An application-level strategy for automatically re-issuing a failed HTTP request or operation, using a backoff delay between attempts to avoid overwhelming a recovering service. A retry policy defines: maximum retry count, delay strategy (fixed, linear, or exponential backoff), optional jitter, per-attempt timeout, and total deadline. Retries must only be applied to idempotent operations — retrying a non-idempotent request (such as a payment) can cause duplicate actions.
S
Asserting that an API request or response matches a defined schema (JSON Schema, OpenAPI, Protobuf). Catches contract drift the moment it appears, without writing field-by-field assertions in every test.

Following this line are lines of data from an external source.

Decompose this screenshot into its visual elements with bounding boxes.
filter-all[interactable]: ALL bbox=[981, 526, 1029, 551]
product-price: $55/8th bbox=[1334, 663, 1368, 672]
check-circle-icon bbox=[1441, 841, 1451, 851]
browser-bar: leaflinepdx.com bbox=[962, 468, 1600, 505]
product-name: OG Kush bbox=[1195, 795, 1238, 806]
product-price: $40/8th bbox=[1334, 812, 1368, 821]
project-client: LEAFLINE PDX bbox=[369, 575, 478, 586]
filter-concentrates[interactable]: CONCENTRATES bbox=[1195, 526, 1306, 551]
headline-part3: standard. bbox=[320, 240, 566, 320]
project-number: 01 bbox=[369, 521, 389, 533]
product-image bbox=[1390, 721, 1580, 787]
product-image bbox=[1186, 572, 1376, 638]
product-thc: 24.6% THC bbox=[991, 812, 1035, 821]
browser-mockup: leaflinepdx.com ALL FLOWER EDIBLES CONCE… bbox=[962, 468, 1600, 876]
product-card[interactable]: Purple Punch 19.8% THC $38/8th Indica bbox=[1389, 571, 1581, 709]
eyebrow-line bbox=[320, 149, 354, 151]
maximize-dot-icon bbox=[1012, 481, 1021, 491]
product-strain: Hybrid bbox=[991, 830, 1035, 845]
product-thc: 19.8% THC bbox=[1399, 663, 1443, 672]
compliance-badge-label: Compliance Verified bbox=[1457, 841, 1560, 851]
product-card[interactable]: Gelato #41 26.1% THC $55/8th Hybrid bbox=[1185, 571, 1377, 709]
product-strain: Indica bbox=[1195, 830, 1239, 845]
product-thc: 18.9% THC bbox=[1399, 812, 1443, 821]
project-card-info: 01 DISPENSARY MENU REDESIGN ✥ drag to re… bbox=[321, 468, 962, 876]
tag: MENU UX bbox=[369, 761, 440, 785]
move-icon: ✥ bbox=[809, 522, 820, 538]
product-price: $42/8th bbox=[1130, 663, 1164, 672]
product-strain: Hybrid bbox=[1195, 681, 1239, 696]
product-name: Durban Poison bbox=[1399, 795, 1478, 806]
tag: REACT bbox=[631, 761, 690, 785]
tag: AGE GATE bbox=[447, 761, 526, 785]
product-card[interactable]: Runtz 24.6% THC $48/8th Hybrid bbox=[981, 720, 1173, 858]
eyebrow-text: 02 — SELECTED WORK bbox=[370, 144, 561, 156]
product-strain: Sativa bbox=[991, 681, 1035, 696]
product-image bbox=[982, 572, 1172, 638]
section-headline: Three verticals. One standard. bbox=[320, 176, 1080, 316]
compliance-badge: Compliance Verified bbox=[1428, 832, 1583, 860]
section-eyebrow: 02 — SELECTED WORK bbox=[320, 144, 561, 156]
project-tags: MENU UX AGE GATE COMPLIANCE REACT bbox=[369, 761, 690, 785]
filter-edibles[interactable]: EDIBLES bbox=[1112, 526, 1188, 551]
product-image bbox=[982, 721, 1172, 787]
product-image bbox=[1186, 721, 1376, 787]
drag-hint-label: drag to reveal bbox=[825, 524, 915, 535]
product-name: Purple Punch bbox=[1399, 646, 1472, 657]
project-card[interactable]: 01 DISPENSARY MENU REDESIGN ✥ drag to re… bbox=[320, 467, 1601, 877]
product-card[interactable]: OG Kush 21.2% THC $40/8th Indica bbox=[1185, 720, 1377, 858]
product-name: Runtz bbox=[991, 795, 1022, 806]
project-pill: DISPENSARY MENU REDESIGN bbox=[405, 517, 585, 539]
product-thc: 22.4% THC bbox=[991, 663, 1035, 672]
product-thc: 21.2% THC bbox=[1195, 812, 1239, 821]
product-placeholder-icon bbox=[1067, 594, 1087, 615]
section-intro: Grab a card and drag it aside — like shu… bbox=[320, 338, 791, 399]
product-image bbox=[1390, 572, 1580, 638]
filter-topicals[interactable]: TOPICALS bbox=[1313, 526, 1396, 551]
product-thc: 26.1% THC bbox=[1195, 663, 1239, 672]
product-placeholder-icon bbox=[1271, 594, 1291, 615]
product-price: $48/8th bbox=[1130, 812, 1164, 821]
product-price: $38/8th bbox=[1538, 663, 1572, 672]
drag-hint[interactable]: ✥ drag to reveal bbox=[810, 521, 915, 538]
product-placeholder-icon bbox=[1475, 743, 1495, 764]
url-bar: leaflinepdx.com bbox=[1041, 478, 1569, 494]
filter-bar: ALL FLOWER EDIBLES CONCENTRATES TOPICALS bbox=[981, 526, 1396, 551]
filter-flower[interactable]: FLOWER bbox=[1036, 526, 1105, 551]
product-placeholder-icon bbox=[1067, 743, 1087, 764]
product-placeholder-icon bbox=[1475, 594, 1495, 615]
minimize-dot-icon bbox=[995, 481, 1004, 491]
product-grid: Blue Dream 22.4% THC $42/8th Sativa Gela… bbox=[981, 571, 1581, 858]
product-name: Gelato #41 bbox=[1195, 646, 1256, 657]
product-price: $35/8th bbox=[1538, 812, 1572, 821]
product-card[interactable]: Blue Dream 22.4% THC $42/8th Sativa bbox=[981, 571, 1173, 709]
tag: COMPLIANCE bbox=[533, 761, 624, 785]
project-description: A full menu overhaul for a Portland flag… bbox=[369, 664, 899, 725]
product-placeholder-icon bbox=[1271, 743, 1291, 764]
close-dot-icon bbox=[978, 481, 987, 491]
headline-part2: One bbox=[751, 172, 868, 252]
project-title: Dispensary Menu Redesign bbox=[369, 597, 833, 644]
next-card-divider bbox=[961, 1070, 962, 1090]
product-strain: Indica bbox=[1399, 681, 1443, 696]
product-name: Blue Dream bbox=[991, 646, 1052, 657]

Simulating the behaviour of dependent services — including timing, errors, and stateful protocols — that aren't available, are too costly to call, or are still being built. Broader than API mocking: covers protocols beyond HTTP and stateful interactions.
Simple Mail Transfer Protocol — the standard protocol for sending email between servers. In a testing context, SMTP is the delivery layer beneath features like email verification, password reset, and notifications. Test concerns include: whether emails are actually sent (a stub or real SMTP endpoint must be in the test environment), correct recipient address, subject, body, and link content, and that sensitive tokens in email links are single-use and expire. Tools like Mailhog or Mailtrap provide a local SMTP server that captures outbound email without delivering it.
Ordering a result set by one or more fields, in ascending or descending direction. Testing concerns include: correct ordering for string (locale-aware), numeric, and date fields; stable sort behaviour when two records share the same sort key; sort direction toggle (ascending → descending); sort combined with filtering and pagination; and null/empty values (do they sort first or last, consistently?). Also verify that the default sort order is documented and stable across responses.
A three-digit HTTP response code indicating outcome — 2xx success, 3xx redirect, 4xx client error, 5xx server error. The first signal an API test asserts on.
T
A maximum duration allowed for an operation to complete before it is considered failed. In API and network testing: connection timeout (time to establish the TCP connection), read timeout (time to receive the full response after connecting), and total deadline (aggregate across all retry attempts). A timed-out request differs from a failed request — the status code, error type, and retry behaviour differ and must each be tested explicitly.
W
An HTTP callback that a service POSTs to a registered URL when an event occurs — Stripe payment succeeded, GitHub PR merged. Tests must handle delivery delays, retries, signature verification, and out-of-order events.